Çarpıcı Kitap düzenli olarak gönüldaşlarımızın kitablarını yayınlamaya devam ediyor. Bu kitapların çoğunu dergimiz sayfalarında tanıtmaya gayret ediyoruz. Bunlardan biri de, henüz yeni çıkmış olan Sebahattin Arslan’ın “Hayat Size Güzel” isimli kitabı.
Sebahattin Arslan ilk kitabı çıkmadan evvel, internetteki “facebook” sayfasında hatırı sayılır bir takipçi-okuyucu sayısına ulaşmış, onun kendi hayatından, özellikle 28 Şubat döneminde yaşadıklarından anlattığı küçük anekdotlar oldukça dikkat çekmişti. Bu hatıralarını kitap hâlinde yayınlaması bir noktada zorunlu hâle gelmişti.
Arslan, “Sıradışı Bir 28 Şubat Hikâyesi” isimli ilk kitabının ardından, cezaevinden çıkış, daha doğrusu “çıkamayış” sürecini anlattığı ikinci kitabı “Hayat Size Güzel”de, yine o çok tanıdık, samimi ve mizahî üslubuyla karşılıyor okuru.
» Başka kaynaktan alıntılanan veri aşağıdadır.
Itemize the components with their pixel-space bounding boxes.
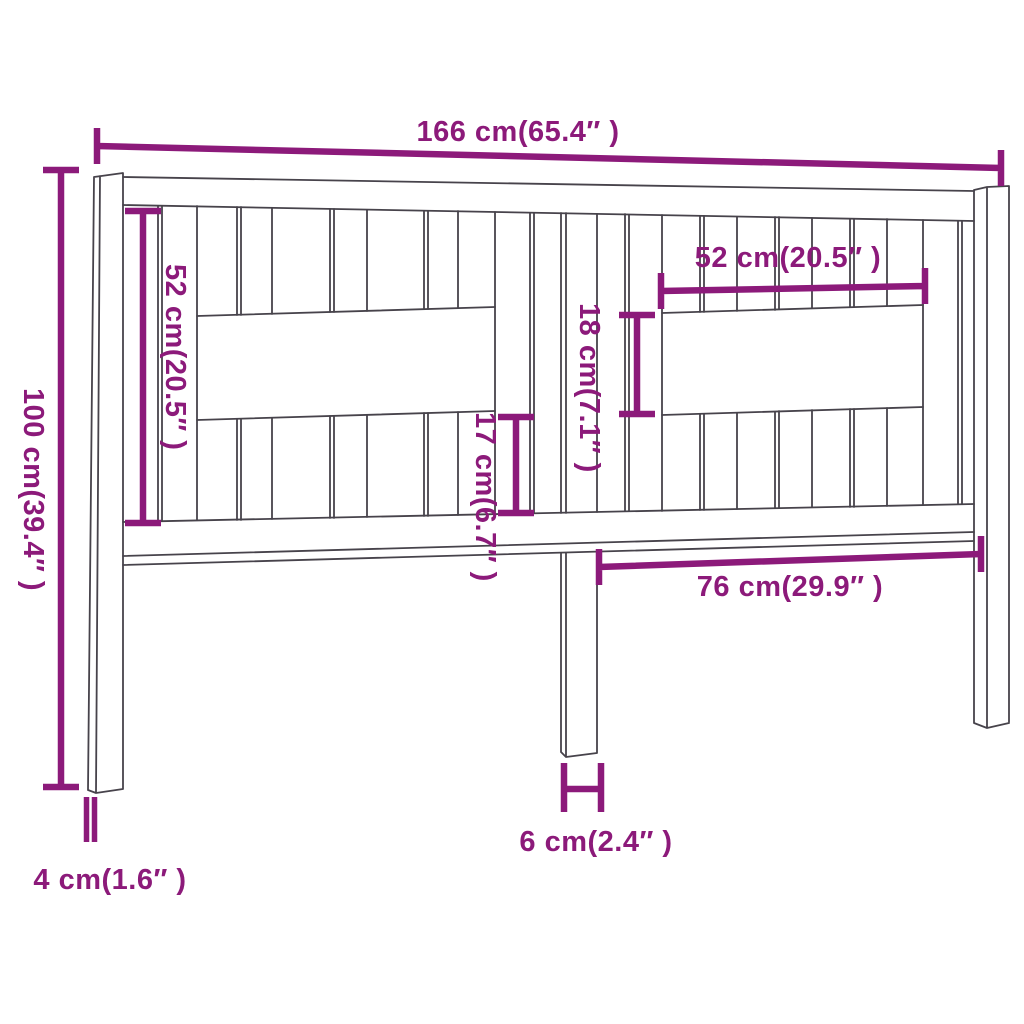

Pek kitab okumayan bir camiaya kitab yazmanın zorluğundan bahsettikten sonra ekliyor:
- “Kitab yazabilmem önündeki tüm bu dezavantajlar dışında bir başkası daha var ki, o da devlet babanın bizim için yaptığı “Bitmeyen 28 Şubat”ı yaşamaya devam ediyor oluşum. Ahmet Kaya’nın bir şarkısından mülhem, “yasal mermisiyle bir komiser yaklaştıkça”, ben yerleşik hayata ve sevdiğim insanlara “hoşçakal” deyip dörtnala koşuyorum. Fakat yine de bu mazeretlerin hiçbirinin ardına sığınmıyorum.
İlk kitabı zor şartlarda yazmıştım. İkinci kitabı daha zor şartlarda yazıyorum. Kumandan’ın bir eserinde geçen “tehlike zekâyı işler” sözünü hatırlatmak isterim. İnsan beyni ateş altında daha istikrarlı ve seri çalışıyor. Kafayı sıyırıp geçen mermiler insanın beyninin açılmasını sağlıyor. Ben de o mermilerden biri kafama isabet etmeden önce, oturup ikinci kitabımı yazmaya başlıyorum. Bakalım mermiler mi daha hızlı, yoksa kelimelerim mi?”
Kitap, 14 bölümden oluşuyor. “Özgürlük Getirmeyen Tahliye”, “Akıllı Girdiğim Tımarhâneden Deli Olarak Çıkışım”, “Nasibinde Varsa Dayak Yemek”, “Bizim İçin Bitmeyen 28 Şubat Yapmışlar” gibi dikkat çekici bölümlerde yazar, cezaevinden çıkmayı beklerken başına gelen “sıradışı” hadiseleri, sıradan hâdiselermiş gibi anlatmayı başarıyor.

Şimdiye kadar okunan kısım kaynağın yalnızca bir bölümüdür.